Clearly upset, he retrieved his hands from mine. ‘I don’t understand you, Melina. It’s very difficult for me to make sense of what’s going on. You know how I feel about you.’
‘I know, and you don’t have to say anything.’
‘And now you make me wonder if Teresa is just an excuse because I can’t have you.’
‘Don’t be so impatient. You don’t know what the future holds.’
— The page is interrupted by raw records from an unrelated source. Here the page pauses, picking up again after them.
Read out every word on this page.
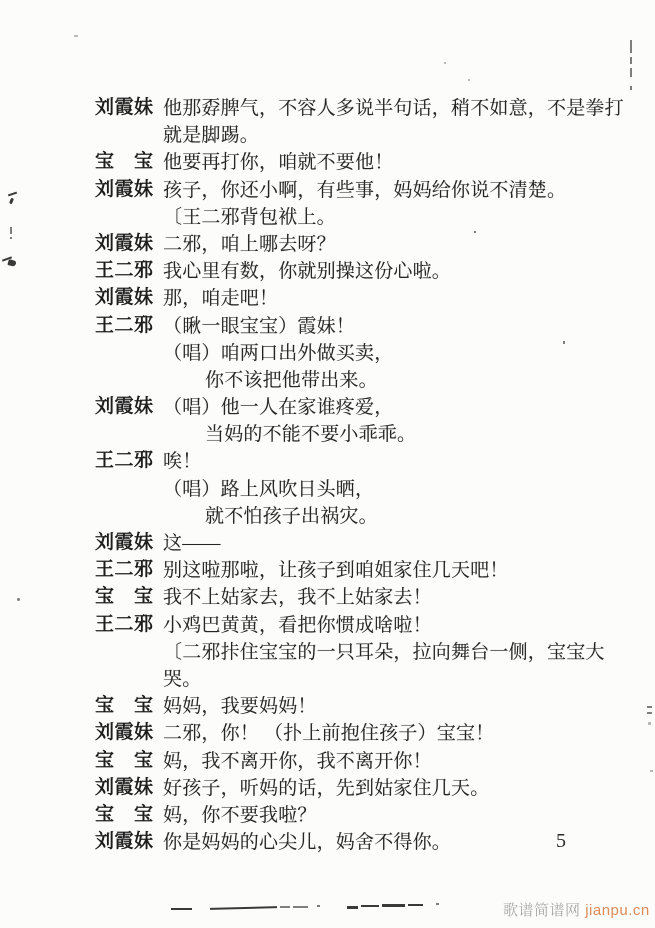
刘霞妹 他那孬脾气，不容人多说半句话，稍不如意，不是拳打
就是脚踢。
宝　宝 他要再打你，咱就不要他！
刘霞妹 孩子，你还小啊，有些事，妈妈给你说不清楚。
〔王二邪背包袱上。
刘霞妹 二邪，咱上哪去呀？
王二邪 我心里有数，你就别操这份心啦。
刘霞妹 那，咱走吧！
王二邪 （瞅一眼宝宝）霞妹！
（唱）咱两口出外做买卖，
你不该把他带出来。
刘霞妹 （唱）他一人在家谁疼爱，
当妈的不能不要小乖乖。
王二邪 唉！
（唱）路上风吹日头晒，
就不怕孩子出祸灾。
刘霞妹 这——
王二邪 别这啦那啦，让孩子到咱姐家住几天吧！
宝　宝 我不上姑家去，我不上姑家去！
王二邪 小鸡巴黄黄，看把你惯成啥啦！
〔二邪拤住宝宝的一只耳朵，拉向舞台一侧，宝宝大
哭。
宝　宝 妈妈，我要妈妈！
刘霞妹 二邪，你！ （扑上前抱住孩子）宝宝！
宝　宝 妈，我不离开你，我不离开你！
刘霞妹 好孩子，听妈的话，先到姑家住几天。
宝　宝 妈，你不要我啦？
刘霞妹 你是妈妈的心尖儿，妈舍不得你。	5
歌谱简谱网 jianpu.cn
‘Impatient? Christ, Melina, I’ve known you for five years. How patient am I supposed to be? Do you know how long five years is when you have to work with someone everyday? I make myself sick every night, wondering if you’re suddenly going to find someone else, and then I’d lose you forever. I hope everyday might be the right day to tell you how I feel. I took it slowly for fear of losing you. I’ve never forced myself on you. Never.’
‘I know you haven’t, Frank. And I appreciate that.’
‘I respect you, you know. That’s why I never made a pass at you. I didn’t want you to think I was that kind of man.’
‘I know you’re not,’ I assured him, but I was uncertain what he meant. How many ways was there to let someone know you cared about them, apart from being obvious?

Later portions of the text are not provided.